LanzaTech turned to the catalytic expertise of PNNL, a U.S. Department of Energy National Laboratory, which developed a unique catalytic process and proprietary catalyst to upgrade the ethanol to (ATJ-SPK). The catalyst removes oxygen from the ethanol in the form of water, and then combines the remaining hydrocarbon molecules to form chains large enough for jet fuel without forming aromatics that lead to soot when burned.
LanzaTech then scaled up the technology. The ethanol was converted to 4000 gallons of ATJ-SPK at LanzaTech’s Freedom Pines facility in Georgia and met all the specifications required for use in commercial aviation. In April 2018, an international standards body approved the ethanol-to-jet fuel pathway for aviation turbine fuel at up to a 50 percent blend ratio with standard, petroleum-based jet fuel based on LanzaTech’s Research Report.
DOE’s Bioenergy Technologies Office has been instrumental in supporting the technology development. With co-funding from BETO, LanzaTech is now preparing a design and engineering package for an ATJ production facility implementing the LanzaTech-PNNL ethanol based ATJ-SPK pathway. LanzaTech’s Freedom Pines site is the location of a planned facility which would be able to convert sustainable ethanol to millions of gallons per year of low carbon jet and diesel fuels.
“This fuel exceeds the properties of petroleum-based jet fuel in terms of efficiency and burns much cleaner,” said John Holladay, PNNL’s deputy manager for energy efficiency and renewable energy. “And by recycling carbon already in the environment – in this case waste gas streams – it lets the world keep more petroleum sequestered the ground. The technology not only provides a viable source of sustainable jet fuel but also reduces the amount of carbon dioxide emitted into the atmosphere.”
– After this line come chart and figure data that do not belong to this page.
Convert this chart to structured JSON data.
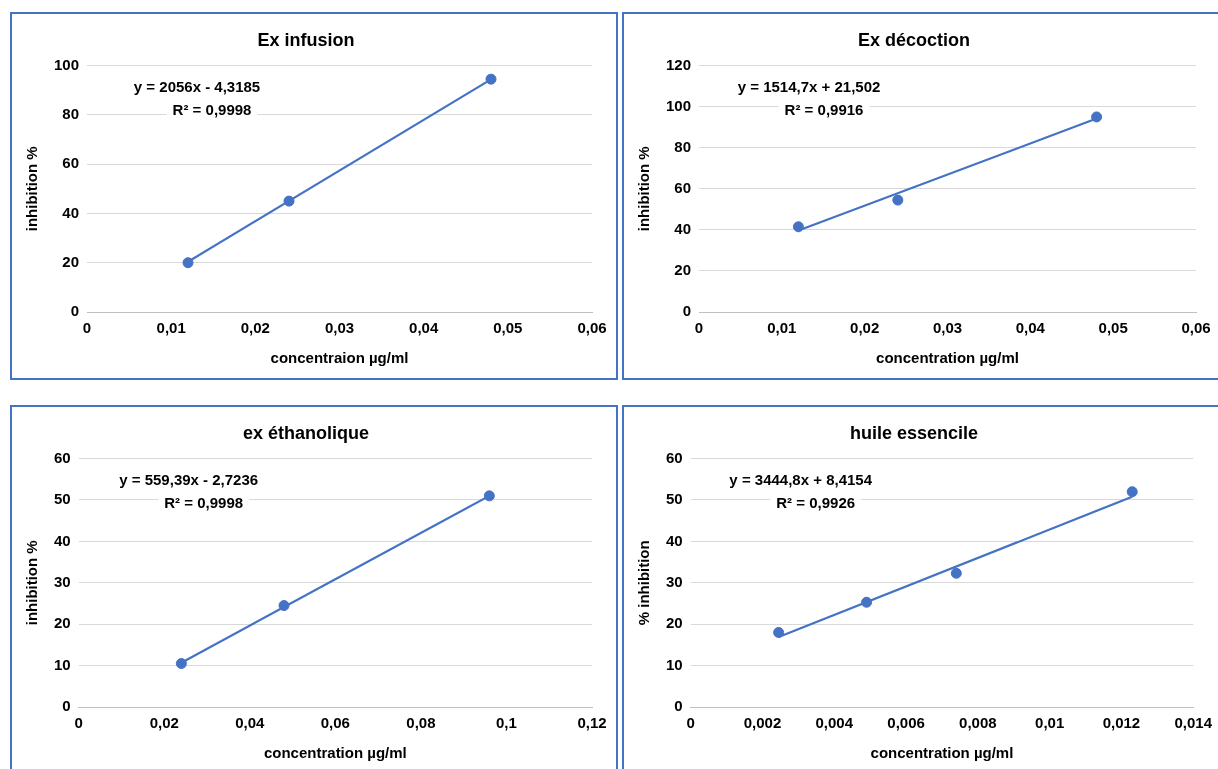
{
  "chart_data": [
    {
      "type": "scatter",
      "title": "Ex infusion",
      "xlabel": "concentraion µg/ml",
      "ylabel": "inhibition %",
      "grid": "y",
      "legend": false,
      "marker": "circle",
      "xlim": [
        0,
        0.06
      ],
      "xticks": [
        {
          "value": 0,
          "label": "0"
        },
        {
          "value": 0.01,
          "label": "0,01"
        },
        {
          "value": 0.02,
          "label": "0,02"
        },
        {
          "value": 0.03,
          "label": "0,03"
        },
        {
          "value": 0.04,
          "label": "0,04"
        },
        {
          "value": 0.05,
          "label": "0,05"
        },
        {
          "value": 0.06,
          "label": "0,06"
        }
      ],
      "ylim": [
        0,
        100
      ],
      "yticks": [
        0,
        20,
        40,
        60,
        80,
        100
      ],
      "series": [
        {
          "type": "scatter",
          "color": "#4472c4",
          "x": [
            0.012,
            0.024,
            0.048
          ],
          "values": [
            20,
            45,
            94.5
          ]
        },
        {
          "type": "line",
          "color": "#4472c4",
          "marker": "none",
          "x": [
            0.012,
            0.048
          ],
          "values": [
            20.4,
            94.4
          ]
        }
      ],
      "annotations": [
        "y = 2056x - 4,3185",
        "R² = 0,9998"
      ]
    },
    {
      "type": "scatter",
      "title": "Ex décoction",
      "xlabel": "concentration µg/ml",
      "ylabel": "inhibition %",
      "grid": "y",
      "legend": false,
      "marker": "circle",
      "xlim": [
        0,
        0.06
      ],
      "xticks": [
        {
          "value": 0,
          "label": "0"
        },
        {
          "value": 0.01,
          "label": "0,01"
        },
        {
          "value": 0.02,
          "label": "0,02"
        },
        {
          "value": 0.03,
          "label": "0,03"
        },
        {
          "value": 0.04,
          "label": "0,04"
        },
        {
          "value": 0.05,
          "label": "0,05"
        },
        {
          "value": 0.06,
          "label": "0,06"
        }
      ],
      "ylim": [
        0,
        120
      ],
      "yticks": [
        0,
        20,
        40,
        60,
        80,
        100,
        120
      ],
      "series": [
        {
          "type": "scatter",
          "color": "#4472c4",
          "x": [
            0.012,
            0.024,
            0.048
          ],
          "values": [
            41.5,
            54.5,
            95
          ]
        },
        {
          "type": "line",
          "color": "#4472c4",
          "marker": "none",
          "x": [
            0.012,
            0.048
          ],
          "values": [
            39.7,
            94.2
          ]
        }
      ],
      "annotations": [
        "y = 1514,7x + 21,502",
        "R² = 0,9916"
      ]
    },
    {
      "type": "scatter",
      "title": "ex éthanolique",
      "xlabel": "concentration µg/ml",
      "ylabel": "inhibition %",
      "grid": "y",
      "legend": false,
      "marker": "circle",
      "xlim": [
        0,
        0.12
      ],
      "xticks": [
        {
          "value": 0,
          "label": "0"
        },
        {
          "value": 0.02,
          "label": "0,02"
        },
        {
          "value": 0.04,
          "label": "0,04"
        },
        {
          "value": 0.06,
          "label": "0,06"
        },
        {
          "value": 0.08,
          "label": "0,08"
        },
        {
          "value": 0.1,
          "label": "0,1"
        },
        {
          "value": 0.12,
          "label": "0,12"
        }
      ],
      "ylim": [
        0,
        60
      ],
      "yticks": [
        0,
        10,
        20,
        30,
        40,
        50,
        60
      ],
      "series": [
        {
          "type": "scatter",
          "color": "#4472c4",
          "x": [
            0.024,
            0.048,
            0.096
          ],
          "values": [
            10.5,
            24.5,
            51
          ]
        },
        {
          "type": "line",
          "color": "#4472c4",
          "marker": "none",
          "x": [
            0.024,
            0.096
          ],
          "values": [
            10.7,
            51
          ]
        }
      ],
      "annotations": [
        "y = 559,39x - 2,7236",
        "R² = 0,9998"
      ]
    },
    {
      "type": "scatter",
      "title": "huile essencile",
      "xlabel": "concentration µg/ml",
      "ylabel": "% inhibition",
      "grid": "y",
      "legend": false,
      "marker": "circle",
      "xlim": [
        0,
        0.014
      ],
      "xticks": [
        {
          "value": 0,
          "label": "0"
        },
        {
          "value": 0.002,
          "label": "0,002"
        },
        {
          "value": 0.004,
          "label": "0,004"
        },
        {
          "value": 0.006,
          "label": "0,006"
        },
        {
          "value": 0.008,
          "label": "0,008"
        },
        {
          "value": 0.01,
          "label": "0,01"
        },
        {
          "value": 0.012,
          "label": "0,012"
        },
        {
          "value": 0.014,
          "label": "0,014"
        }
      ],
      "ylim": [
        0,
        60
      ],
      "yticks": [
        0,
        10,
        20,
        30,
        40,
        50,
        60
      ],
      "series": [
        {
          "type": "scatter",
          "color": "#4472c4",
          "x": [
            0.00245,
            0.0049,
            0.0074,
            0.0123
          ],
          "values": [
            18,
            25.3,
            32.3,
            52
          ]
        },
        {
          "type": "line",
          "color": "#4472c4",
          "marker": "none",
          "x": [
            0.00245,
            0.0123
          ],
          "values": [
            16.9,
            50.8
          ]
        }
      ],
      "annotations": [
        "y = 3444,8x + 8,4154",
        "R² = 0,9926"
      ]
    }
  ]
}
“Thanks to collaborative efforts of our friends, partners and governments across both sides of the Atlantic, we are showing the world that carbon capture and utilization is ready today,” said Jennifer Holmgren, LanzaTech chief executive officer. “Many people thought recycling waste carbon emissions into jet fuel wasn’t possible. We have shown that waste carbon is an opportunity, not a liability, and that carbon can be reused to provide sustainable benefits for all. Together we can create the carbon future we need.”